Since the ALJ here also did not utilize language directly from the DOT's reasoning levels, it is unclear whether the ALJ and VE thought that Clapp could perform a job involving level three reasoning. While ALJs are under no obligation to directly incorporate the language of the DOT into hypothetical questions, they do have an obligation to inquire into "any possible conflict" between the DOT's requirements and VE's testimony. See SSR 00-4p, at *2-4; see also Kemp, 743 F.3d at 633; Moore, 769 F.3d at 989. In this case, there is a possible conflict between the ability to "understand, remember, and carry out simple job instructions" and level three reasoning. (Tr. 52); see also DOT at 1011. When the VE offered that the individual could perform the job of call-out operator or surveillance system monitor, the ALJ did not even ask whether the VE's testimony conflicted with the information in the DOT. Neither the ALJ nor the VE mentioned reasoning capacity for the remainder of the hearing. (Tr 52-54). Instead, the ALJ moved on by altering the hypothetical with added work breaks. (Tr. 52). Thus, it is possible that neither the ALJ nor the VE recognized the possible conflict between "simple job instructions" and level three reasoning required by these jobs. See Stanton, 899 F.3d at 560. The Eighth Circuit has long held that "before an ALJ can rely on a vocational expert's testimony that appears to conflict with a Dictionary listing, the ALJ must identify and resolve the conflict. Otherwise, the vocational expert's testimony is not substantial evidence to support a denial of benefits." Id. at 558. The Commissioner adopted this rule in 2000 "as its own in Social Security Ruling 00-4p, 2000 SSR LEXIS 8, and we have continued to apply it." See id. In this case, the ALJ failed to identify and resolve the possible conflict between the "simple job instructions" and level three reasoning, so it must be remanded.

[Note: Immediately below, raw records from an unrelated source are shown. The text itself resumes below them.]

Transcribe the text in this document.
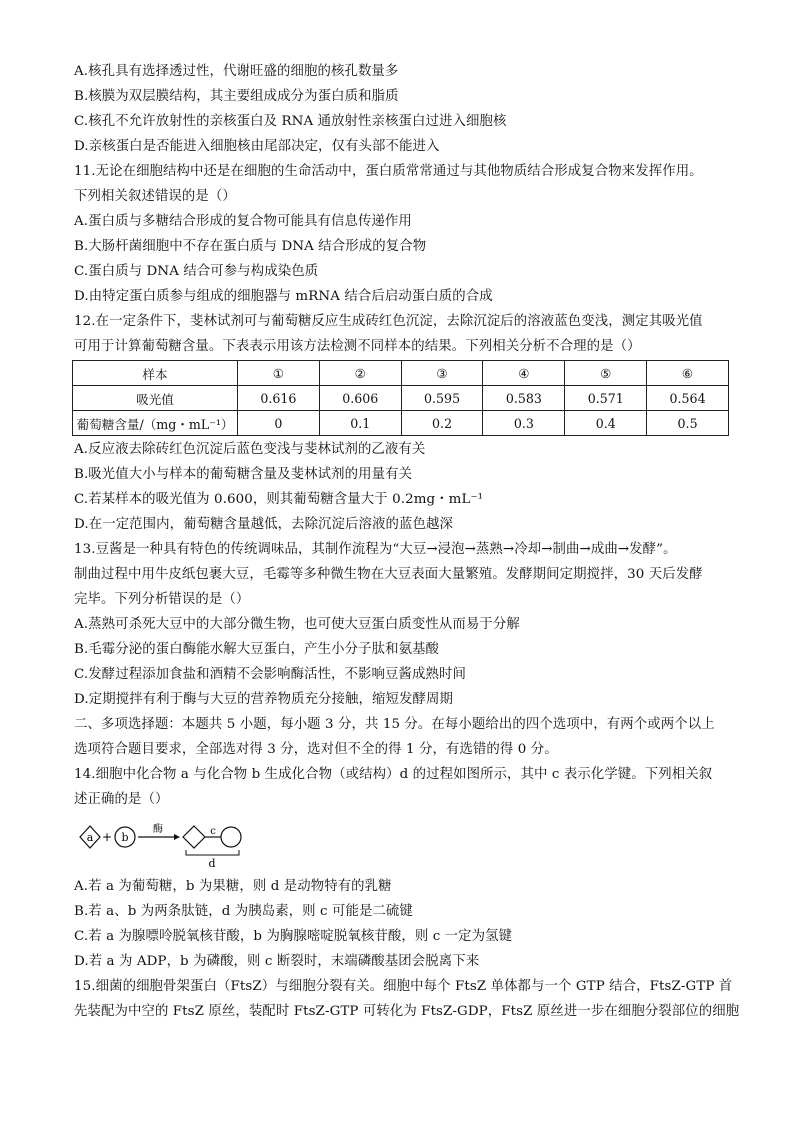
A.核孔具有选择透过性，代谢旺盛的细胞的核孔数量多
B.核膜为双层膜结构，其主要组成成分为蛋白质和脂质
C.核孔不允许放射性的亲核蛋白及 RNA 通放射性亲核蛋白过进入细胞核
D.亲核蛋白是否能进入细胞核由尾部决定，仅有头部不能进入
11.无论在细胞结构中还是在细胞的生命活动中，蛋白质常常通过与其他物质结合形成复合物来发挥作用。
下列相关叙述错误的是（）
A.蛋白质与多糖结合形成的复合物可能具有信息传递作用
B.大肠杆菌细胞中不存在蛋白质与 DNA 结合形成的复合物
C.蛋白质与 DNA 结合可参与构成染色质
D.由特定蛋白质参与组成的细胞器与 mRNA 结合后启动蛋白质的合成
12.在一定条件下，斐林试剂可与葡萄糖反应生成砖红色沉淀，去除沉淀后的溶液蓝色变浅，测定其吸光值
可用于计算葡萄糖含量。下表表示用该方法检测不同样本的结果。下列相关分析不合理的是（）
样本	①	②	③	④	⑤	⑥
吸光值	0.616	0.606	0.595	0.583	0.571	0.564
葡萄糖含量/（mg・mL⁻¹）	0	0.1	0.2	0.3	0.4	0.5
A.反应液去除砖红色沉淀后蓝色变浅与斐林试剂的乙液有关
B.吸光值大小与样本的葡萄糖含量及斐林试剂的用量有关
C.若某样本的吸光值为 0.600，则其葡萄糖含量大于 0.2mg・mL⁻¹
D.在一定范围内，葡萄糖含量越低，去除沉淀后溶液的蓝色越深
13.豆酱是一种具有特色的传统调味品，其制作流程为“大豆→浸泡→蒸熟→冷却→制曲→成曲→发酵”。
制曲过程中用牛皮纸包裹大豆，毛霉等多种微生物在大豆表面大量繁殖。发酵期间定期搅拌，30 天后发酵
完毕。下列分析错误的是（）
A.蒸熟可杀死大豆中的大部分微生物，也可使大豆蛋白质变性从而易于分解
B.毛霉分泌的蛋白酶能水解大豆蛋白，产生小分子肽和氨基酸
C.发酵过程添加食盐和酒精不会影响酶活性，不影响豆酱成熟时间
D.定期搅拌有利于酶与大豆的营养物质充分接触，缩短发酵周期
二、多项选择题：本题共 5 小题，每小题 3 分，共 15 分。在每小题给出的四个选项中，有两个或两个以上
选项符合题目要求，全部选对得 3 分，选对但不全的得 1 分，有选错的得 0 分。
14.细胞中化合物 a 与化合物 b 生成化合物（或结构）d 的过程如图所示，其中 c 表示化学键。下列相关叙
述正确的是（）
a + b
酶	c
d
A.若 a 为葡萄糖，b 为果糖，则 d 是动物特有的乳糖
B.若 a、b 为两条肽链，d 为胰岛素，则 c 可能是二硫键
C.若 a 为腺嘌呤脱氧核苷酸，b 为胸腺嘧啶脱氧核苷酸，则 c 一定为氢键
D.若 a 为 ADP，b 为磷酸，则 c 断裂时，末端磷酸基团会脱离下来
15.细菌的细胞骨架蛋白（FtsZ）与细胞分裂有关。细胞中每个 FtsZ 单体都与一个 GTP 结合，FtsZ-GTP 首
先装配为中空的 FtsZ 原丝，装配时 FtsZ-GTP 可转化为 FtsZ-GDP，FtsZ 原丝进一步在细胞分裂部位的细胞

On remand, the ALJ should obtain additional testimony from the VE regarding this possible conflict. The ALJ should specify the highest DOT reasoning level compatible with Clapp's ability, and the VE should, if necessary, explain any discrepancy between Clapp's reasoning level and the reasoning level required by jobs cited by the VE.
IV. Conclusion
The case is remanded for further proceedings consistent with this Order.
IT IS THEREFORE ORDERED that the final decision of the Commissioner is reversed and remanded. This remand is a "sentence four" remand within the meaning of 42 U.S.C. § 405(g) and Melkonyan v. Sullivan, 501 U.S. 89 (1991).
IT IS SO ORDERED this 19th day of February, 2020.